Das Bild zeigt, was so ein Heliumkern innerhalb eines schwereren Atomkerns an Kräftepotential sieht: Links der tiefe Topf, in dem es gebunden durch die anziehende Starke Wechselwirkung sitzt. Um daraus zu springen, muss es den Potentialwall überwinden, der sich nach rechts anschließt. Da aber die Reichweite der Starken Wechselwirkung beschränkt ist, wird dorthinter die elektromagnetische Abstoßung bemerkbar. Dadurch wird die Barriere des Potentialwall nach außen kleiner. Und hier hat der Heliumkern gut in Quantenmechanik aufgepasst, denn er kennt den Tunneleffekt. Während klassisch der Heliumkern nicht über den Potentialwall käme, kann er hindurchtunneln – also sontan, ohne die Strecke wirklich zurückzulegen, weiter außen auftauchen, wo das Potential wieder abnimmt – und so den Kern verlassen.
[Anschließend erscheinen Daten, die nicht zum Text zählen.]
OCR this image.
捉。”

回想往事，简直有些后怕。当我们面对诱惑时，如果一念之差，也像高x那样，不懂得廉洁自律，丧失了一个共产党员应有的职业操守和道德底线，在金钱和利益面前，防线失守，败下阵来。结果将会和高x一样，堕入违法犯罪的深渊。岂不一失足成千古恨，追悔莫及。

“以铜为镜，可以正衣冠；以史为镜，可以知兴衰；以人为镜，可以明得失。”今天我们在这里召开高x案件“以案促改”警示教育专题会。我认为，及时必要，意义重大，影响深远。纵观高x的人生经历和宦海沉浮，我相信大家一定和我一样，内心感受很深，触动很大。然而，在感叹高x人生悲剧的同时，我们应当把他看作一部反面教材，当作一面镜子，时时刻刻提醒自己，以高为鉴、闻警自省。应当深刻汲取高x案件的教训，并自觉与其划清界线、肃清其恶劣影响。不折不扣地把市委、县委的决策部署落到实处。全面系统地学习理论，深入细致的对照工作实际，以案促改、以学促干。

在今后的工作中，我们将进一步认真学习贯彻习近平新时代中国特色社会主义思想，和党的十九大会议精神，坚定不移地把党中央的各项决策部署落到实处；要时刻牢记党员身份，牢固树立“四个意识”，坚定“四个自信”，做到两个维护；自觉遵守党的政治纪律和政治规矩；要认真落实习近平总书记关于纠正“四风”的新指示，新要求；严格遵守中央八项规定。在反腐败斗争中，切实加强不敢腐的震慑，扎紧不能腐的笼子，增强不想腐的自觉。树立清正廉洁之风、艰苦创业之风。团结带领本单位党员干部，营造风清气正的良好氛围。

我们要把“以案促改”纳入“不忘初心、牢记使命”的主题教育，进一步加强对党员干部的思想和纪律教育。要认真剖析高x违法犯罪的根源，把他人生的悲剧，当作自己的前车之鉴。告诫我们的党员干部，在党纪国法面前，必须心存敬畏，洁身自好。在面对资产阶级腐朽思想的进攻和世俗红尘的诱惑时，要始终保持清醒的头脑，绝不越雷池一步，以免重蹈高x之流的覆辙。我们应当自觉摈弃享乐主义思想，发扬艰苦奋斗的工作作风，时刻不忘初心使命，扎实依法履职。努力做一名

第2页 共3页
Dass er auch wegkommt, liegt daran dass Bindungsenergie frei wird. Im Heliumkern sind die Nukleonen stärker gebunden als vorher im Atomkern. Dadurch nimmt seine Masse ab – das nennt man den Massendefekt, denn nach E=mc² fehlt das, was in zusätzlicher Bindungsenergie steckt, an Masse. Man kann ausrechnen, dass ab einer Nukleonenzahl von 165 durch die Trennung eines Atomkerns in Alphateilchen und Restkern die Gesamtmasse der zwei Teile geringer ist als die des vorigen Gesamtkerns. Somit gewinnt der Atomkern durch Trennung den Massenunterschied als kinetische Energie hinzu (wieder nach E=mc²).
Aufgrund der hohen Masse der Teilchen sind Alphastrahlen eher harmlos und nach wenigen Zentimetern Luft haben sie ihre Energie bereits verloren. Solange man sie nicht verschluckt, stellen sie keine Gefahr für den Mensch dar. Schließlich ist die Gefahr für den Menschen, dass durch die Energie ein Stück DNA zersetzt wird. Der Alphastrahler ist aber ungefährlich, weil die Haut die Teilchen bereits stoppt.